Secondly, the lack of birds. The start of spring never really happened locally as the persistent northerly winds put a block on migrant movements. Ray Baker, one of our local patch watchers, has admirably has been walking many miles to keep up to date with bird numbers – he actually counts every bird he sees over a few hours. And he has noted that numbers have been down by half on some days.
On April 3 for example, he counted 845 birds during his five-hour survey. Sounds quite a lot, until compared with the same day last year, when he counted 1,540...
Yes, it has been worryingly quiet, and having been not that dedicated lately, I really couldn't be arsed to venture to the patch that often.
So what has been seen in my absence?
For one thing, a Dartford Warbler. If first arrived on the Moors on February 28, appeared on and off for a few days and then disappeared. Needless to say, I never saw it – I tried a number of times, but drew a blank.

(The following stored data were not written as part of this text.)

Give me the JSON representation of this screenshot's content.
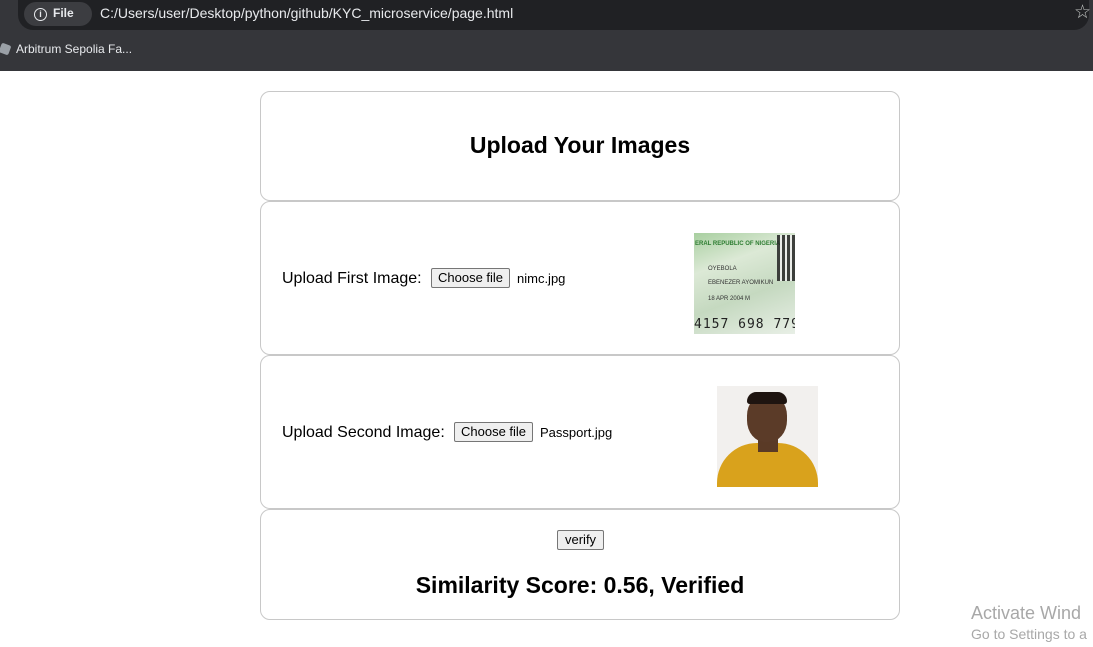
{
  "browser": {
    "chip_label": "File",
    "url": "C:/Users/user/Desktop/python/github/KYC_microservice/page.html",
    "bookmarks": [
      {
        "label": "Arbitrum Sepolia Fa..."
      }
    ]
  },
  "page": {
    "title": "Upload Your Images",
    "first_upload": {
      "label": "Upload First Image:",
      "button_label": "Choose file",
      "file_name": "nimc.jpg"
    },
    "second_upload": {
      "label": "Upload Second Image:",
      "button_label": "Choose file",
      "file_name": "Passport.jpg"
    },
    "verify_label": "verify",
    "result": "Similarity Score: 0.56, Verified"
  },
  "watermark": {
    "line1": "Activate Wind",
    "line2": "Go to Settings to a"
  }
}
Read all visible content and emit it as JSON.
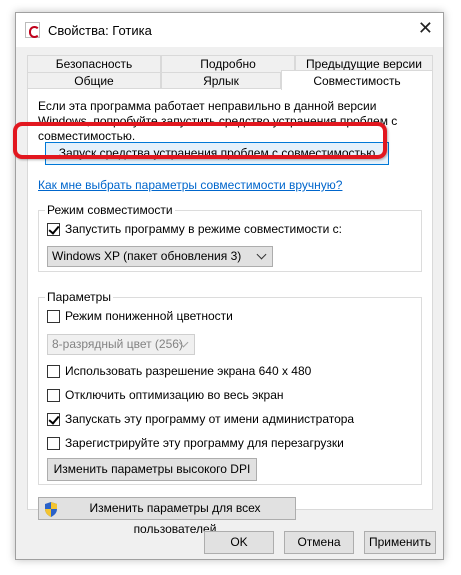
{
  "window": {
    "title": "Свойства: Готика",
    "close_glyph": "✕"
  },
  "tabs": {
    "row1": [
      "Безопасность",
      "Подробно",
      "Предыдущие версии"
    ],
    "row2": [
      "Общие",
      "Ярлык",
      "Совместимость"
    ],
    "active": "Совместимость"
  },
  "compat": {
    "description": "Если эта программа работает неправильно в данной версии Windows, попробуйте запустить средство устранения проблем с совместимостью.",
    "troubleshoot_button": "Запуск средства устранения проблем с совместимостью",
    "help_link": "Как мне выбрать параметры совместимости вручную?"
  },
  "compat_mode": {
    "group_title": "Режим совместимости",
    "checkbox_label": "Запустить программу в режиме совместимости с:",
    "checked": true,
    "selected_os": "Windows XP (пакет обновления 3)"
  },
  "settings": {
    "group_title": "Параметры",
    "reduced_color": {
      "label": "Режим пониженной цветности",
      "checked": false
    },
    "color_select": "8-разрядный цвет (256)",
    "res_640": {
      "label": "Использовать разрешение экрана 640 x 480",
      "checked": false
    },
    "fullscreen_opt": {
      "label": "Отключить оптимизацию во весь экран",
      "checked": false
    },
    "run_admin": {
      "label": "Запускать эту программу от имени администратора",
      "checked": true
    },
    "register_restart": {
      "label": "Зарегистрируйте эту программу для перезагрузки",
      "checked": false
    },
    "high_dpi_button": "Изменить параметры высокого DPI"
  },
  "all_users_button": "Изменить параметры для всех пользователей",
  "footer": {
    "ok": "OK",
    "cancel": "Отмена",
    "apply": "Применить"
  },
  "colors": {
    "highlight": "#e2171f",
    "link": "#0066cc",
    "focus_border": "#0078d7"
  }
}
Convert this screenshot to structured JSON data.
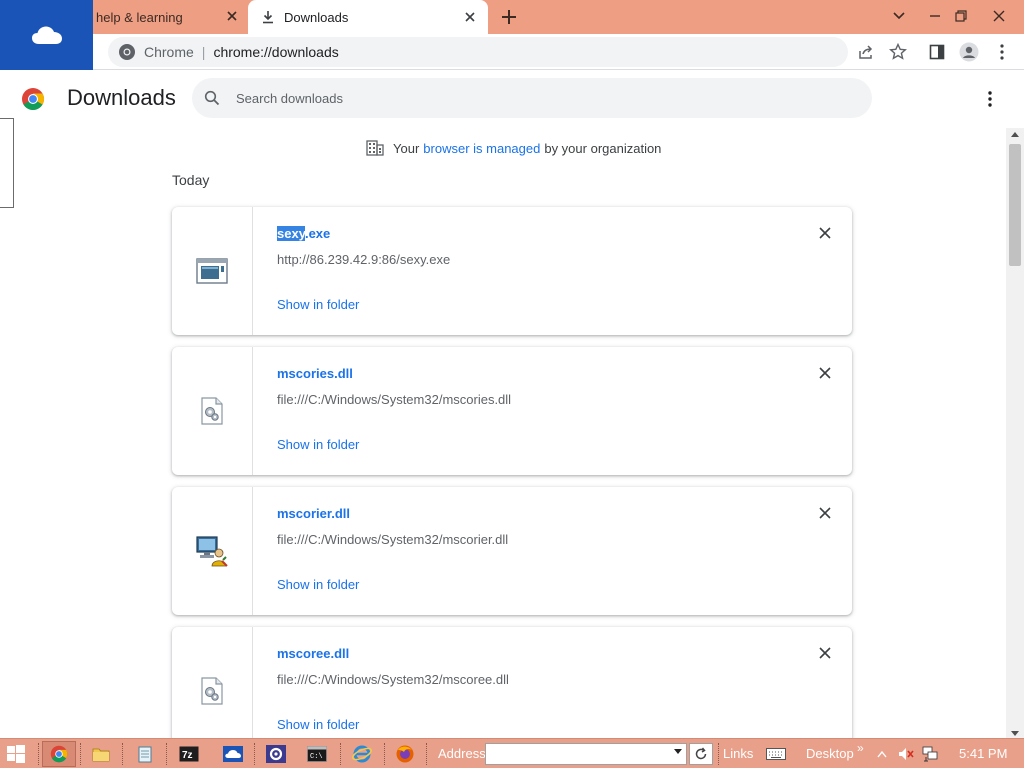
{
  "browser": {
    "tabs": [
      {
        "title": "help & learning",
        "active": false
      },
      {
        "title": "Downloads",
        "active": true
      }
    ],
    "omnibox": {
      "site_name": "Chrome",
      "separator": "|",
      "url": "chrome://downloads"
    }
  },
  "page": {
    "title": "Downloads",
    "search_placeholder": "Search downloads",
    "managed_notice": {
      "prefix": "Your",
      "link": "browser is managed",
      "suffix": "by your organization"
    },
    "date_group": "Today"
  },
  "downloads": [
    {
      "name_highlight": "sexy",
      "name_rest": ".exe",
      "url": "http://86.239.42.9:86/sexy.exe",
      "action": "Show in folder",
      "icon": "exe-window-icon"
    },
    {
      "name": "mscories.dll",
      "url": "file:///C:/Windows/System32/mscories.dll",
      "action": "Show in folder",
      "icon": "dll-gear-icon"
    },
    {
      "name": "mscorier.dll",
      "url": "file:///C:/Windows/System32/mscorier.dll",
      "action": "Show in folder",
      "icon": "computer-user-icon"
    },
    {
      "name": "mscoree.dll",
      "url": "file:///C:/Windows/System32/mscoree.dll",
      "action": "Show in folder",
      "icon": "dll-gear-icon"
    }
  ],
  "taskbar": {
    "address_label": "Address",
    "address_value": "",
    "links_label": "Links",
    "desktop_label": "Desktop",
    "chevron": "»",
    "clock": "5:41 PM"
  },
  "colors": {
    "tabstrip": "#ee9f83",
    "onedrive_tile": "#1a54b6",
    "link_blue": "#1a73e8",
    "taskbar": "#e8a08a"
  }
}
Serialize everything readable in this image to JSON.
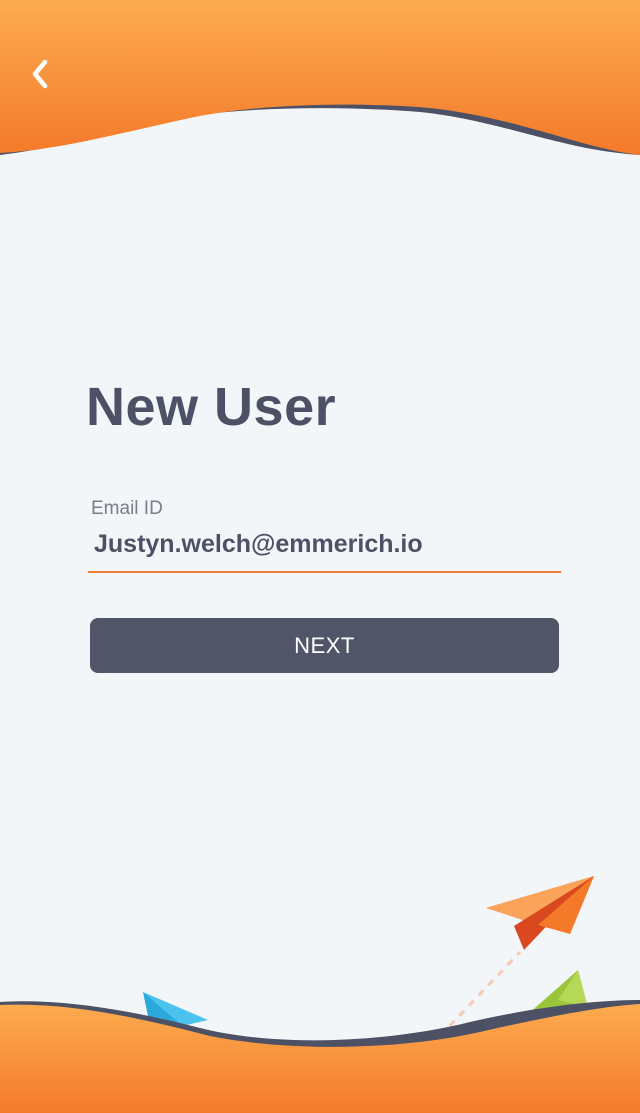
{
  "header": {
    "back_icon": "chevron-left-icon",
    "colors": {
      "gradient_top": "#fdab4f",
      "gradient_bottom": "#f47a2a",
      "wave_shadow": "#4d5165"
    }
  },
  "main": {
    "title": "New User",
    "email_field": {
      "label": "Email ID",
      "value": "Justyn.welch@emmerich.io",
      "underline_color": "#ee7d35"
    },
    "next_button": {
      "label": "NEXT",
      "color": "#515568"
    }
  },
  "decorations": {
    "icons": [
      "paper-plane-orange-icon",
      "paper-plane-blue-icon",
      "paper-plane-green-icon"
    ]
  },
  "colors": {
    "background": "#f3f6f8",
    "title_text": "#4d5165",
    "label_text": "#7a7d8c"
  }
}
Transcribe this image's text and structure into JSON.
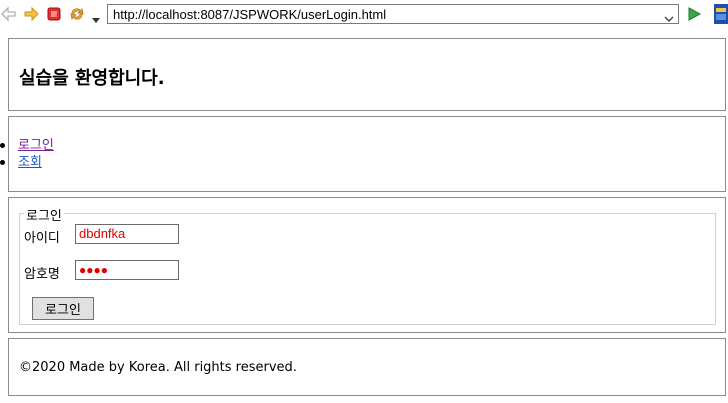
{
  "browser": {
    "url": "http://localhost:8087/JSPWORK/userLogin.html",
    "icons": [
      "back-arrow-icon",
      "forward-arrow-icon",
      "stop-icon",
      "refresh-icon",
      "dropdown-arrow-icon",
      "go-icon",
      "app-icon"
    ]
  },
  "header": {
    "title": "실습을 환영합니다."
  },
  "nav": {
    "items": [
      {
        "label": "로그인"
      },
      {
        "label": "조회"
      }
    ]
  },
  "login_form": {
    "legend": "로그인",
    "id_label": "아이디",
    "id_value": "dbdnfka",
    "password_label": "암호명",
    "password_value": "●●●●",
    "submit_label": "로그인"
  },
  "footer": {
    "text": "©2020 Made by Korea. All rights reserved."
  },
  "colors": {
    "input_text": "#e00000",
    "visited_link": "#7b1fa2",
    "link": "#1a56c8",
    "border": "#8c8c8c"
  }
}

|One of two Little Ringed Plovers seen late today on the Water Colour Lagoon 2 |
island as the rains came
Elsewhere, if I had been paying attention during the day, I could have gone down to Beachy Head to see the Blue Rock Thrush, but I didn't find out until too late.
April is nearly over and I've yet to see a Wheatear, Redstart or Ring Ouzel. Or, amazingly, a Yellowhammer! Hopefully, the opportunity hasn't gone as we approach the May bank holiday weekend. May! It is amazing how the winter drags on, seemingly forever, and then spring arrives and is gone in a flash.
There are few days are coming up I can look forward to, plus a couple days I have booked off to go to Dungeness a week on Monday – although I was tempted by Portland Bill. Hopefully, the winds will be kind and the Pomarine Skua passage will be in full swing.